Je ne peux pas vous répondre mais je pense que nous participerons à l’événement My Future. Pour les écoles ce n’est pas très compliqué. Pour des écoles comme nous, on a la chance d’avoir une certaine notoriété donc on est connus au départ et on n’a pas tout à faire. Tout ce qui est salon physique, cela devient virtuel mais ce sont les mêmes marques, les mêmes personnes derrière. Les salons physiques pourront revenir si la situation s’y apprête mais on a découvert sur le peu de salons qu’il y a déjà eu en virtuel qu’il y a des choses plus confortables que le physique. C’est notamment le cas lorsqu’il y a une certaine confidentialité des interactions sans le brouhaha autour, les gens ne sont pas bousculés, pour passer d’un salon à un autre, un clic et vous y êtes. Il y a pas mal d’avantages. Ce que j’aime bien dans ce genre de situation compliquée, c’est de me demander en quoi ça nous a fait progresser, en quoi ça peut remplacer efficacement ce qu’on faisait précédemment ou au contraire ce qui nous manque et qu’il faudra retrouver. Pour tout ce qui est classe préparatoire qui est le vivier numéro 1 pour les écoles qui bataillent surtout par rapport à la compétition de capter les étudiants de ces classes qui ont toujours lieu en présentiel puisqu’elles se trouvent les lycées qui sont maintenus en présentiel et donc, la visite physique des classes préparatoires se fait tout à faire comme avant.

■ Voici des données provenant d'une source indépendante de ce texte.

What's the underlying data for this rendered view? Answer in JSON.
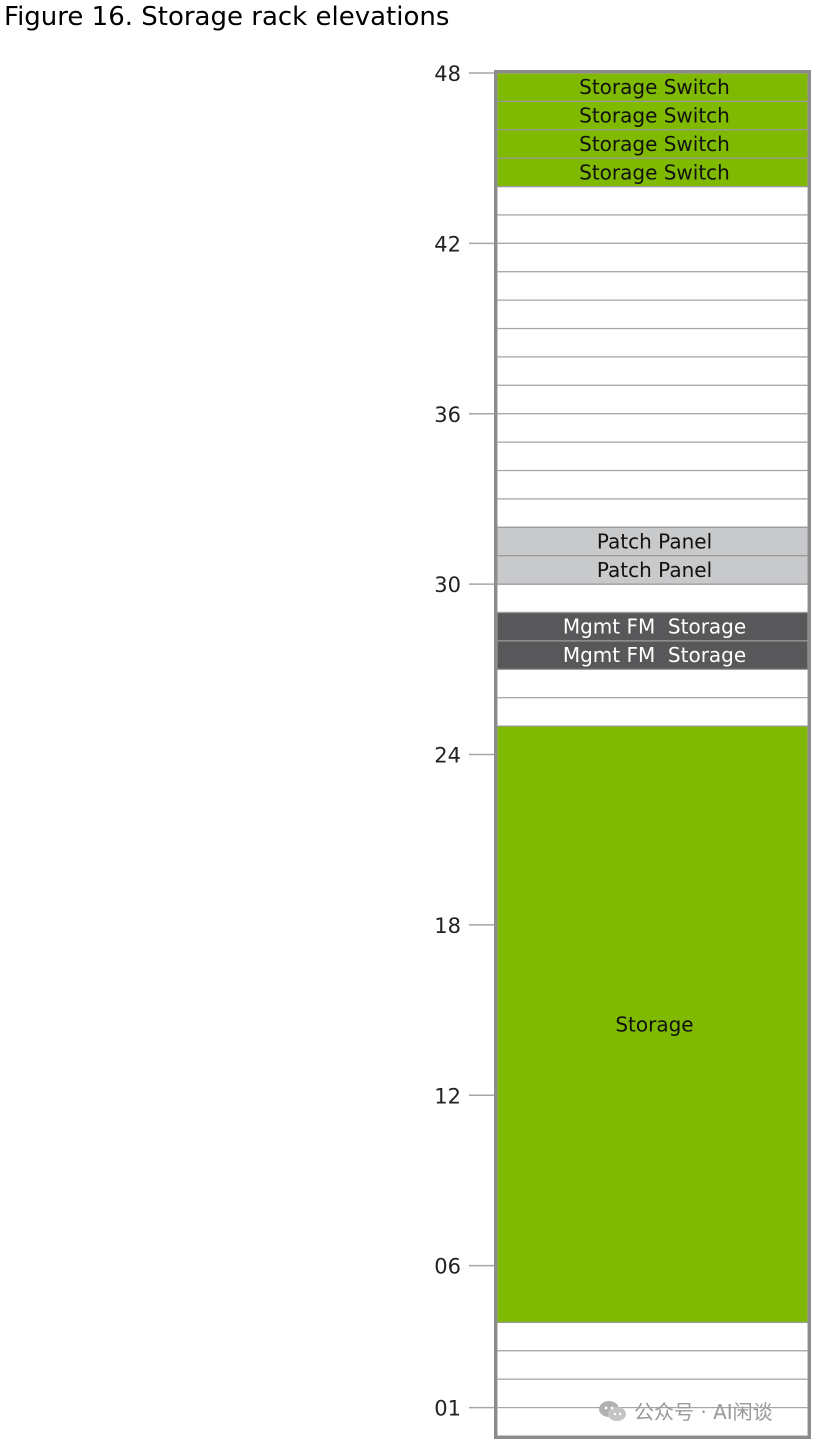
{
  "figure": {
    "caption": "Figure 16. Storage rack elevations"
  },
  "rack": {
    "total_units": 48,
    "tick_labels": [
      "48",
      "42",
      "36",
      "30",
      "24",
      "18",
      "12",
      "06",
      "01"
    ],
    "tick_units": [
      48,
      42,
      36,
      30,
      24,
      18,
      12,
      6,
      1
    ],
    "colors": {
      "green": "#7fba00",
      "gray": "#c8c9cb",
      "dark": "#58585a",
      "empty": "#ffffff",
      "frame": "#8c8c8c",
      "rule": "#a6a6a6"
    },
    "devices": [
      {
        "label": "Storage Switch",
        "top_unit": 48,
        "bottom_unit": 48,
        "color": "green",
        "text_color": "#111111"
      },
      {
        "label": "Storage Switch",
        "top_unit": 47,
        "bottom_unit": 47,
        "color": "green",
        "text_color": "#111111"
      },
      {
        "label": "Storage Switch",
        "top_unit": 46,
        "bottom_unit": 46,
        "color": "green",
        "text_color": "#111111"
      },
      {
        "label": "Storage Switch",
        "top_unit": 45,
        "bottom_unit": 45,
        "color": "green",
        "text_color": "#111111"
      },
      {
        "label": "Patch Panel",
        "top_unit": 32,
        "bottom_unit": 32,
        "color": "gray",
        "text_color": "#111111"
      },
      {
        "label": "Patch Panel",
        "top_unit": 31,
        "bottom_unit": 31,
        "color": "gray",
        "text_color": "#111111"
      },
      {
        "label": "Mgmt FM  Storage",
        "top_unit": 29,
        "bottom_unit": 29,
        "color": "dark",
        "text_color": "#ffffff"
      },
      {
        "label": "Mgmt FM  Storage",
        "top_unit": 28,
        "bottom_unit": 28,
        "color": "dark",
        "text_color": "#ffffff"
      },
      {
        "label": "Storage",
        "top_unit": 25,
        "bottom_unit": 5,
        "color": "green",
        "text_color": "#111111"
      }
    ]
  },
  "watermark": {
    "text": "公众号 · AI闲谈",
    "icon": "wechat-icon"
  }
}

Le dernier point, lorsque ce sont des journées pour les parents, des portes ouvertes, aujourd’hui on compense par la virtualisation complète de l’école donc les gens peuvent effectivement visiter l’école virtuellement. Mais il manque tout de même l’atmosphère, c’est-à-dire qu’il y a des endroits où vous vous sentez bien immédiatement quand vous y êtes physiquement. Si c’est un public plus jeune, ils vont tout de suite s’adapter et prendre les manettes du bon côté. Si c’est un public plus ancien et je pense aux parents en disant cela, c’est sûr que ça ne va remplacer le fait d’aller sur place, de voir où vivent leurs enfants au quotidien. Derrière, il y a tout même des coupes, des failles qui vont ne faire que s’agrandir et il y en a qui vont se les approprier et prendre de l’avance. Il y a aussi une très grande inégalité : tout n’est pas couvert contrairement à ce que l’on pense par Internet, tout le monde chez lui n’a pas forcément un ordinateur personnel, tout le monde n’a pas les conditions de travail pour faire en sorte d’avoir un lieu privé, étanche aux bruits de la maison, des voisins et autres. Il y a quand même des choses qui aujourd’hui posent encore question. Il y a encore des efforts à faire pour faciliter l’accès à l’éducation à tous.

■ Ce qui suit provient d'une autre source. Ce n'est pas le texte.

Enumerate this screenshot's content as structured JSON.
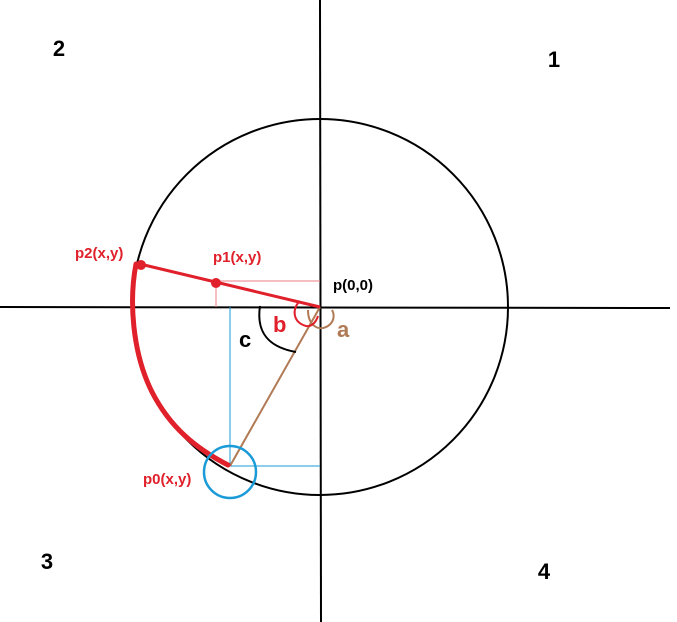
{
  "quadrants": {
    "q1": "1",
    "q2": "2",
    "q3": "3",
    "q4": "4"
  },
  "points": {
    "origin": "p(0,0)",
    "p1": "p1(x,y)",
    "p2": "p2(x,y)",
    "p0": "p0(x,y)"
  },
  "angles": {
    "a": "a",
    "b": "b",
    "c": "c"
  },
  "colors": {
    "axis": "#000000",
    "circle": "#000000",
    "red": "#e0202a",
    "brown": "#b07a55",
    "blue": "#1a9bd8",
    "pink": "#e87c84"
  }
}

L’innovation est certainement un des traits caractéristiques de ce qu’on appelle la résilience. Par l’innovation, on peut être résilient dans la pédagogie, dans la capacité à s’adresser aux étudiants et il faudrait également qu’on apprenne à être résilient pour mieux gommer tous ces écarts et ces injustices indépendamment de la crise.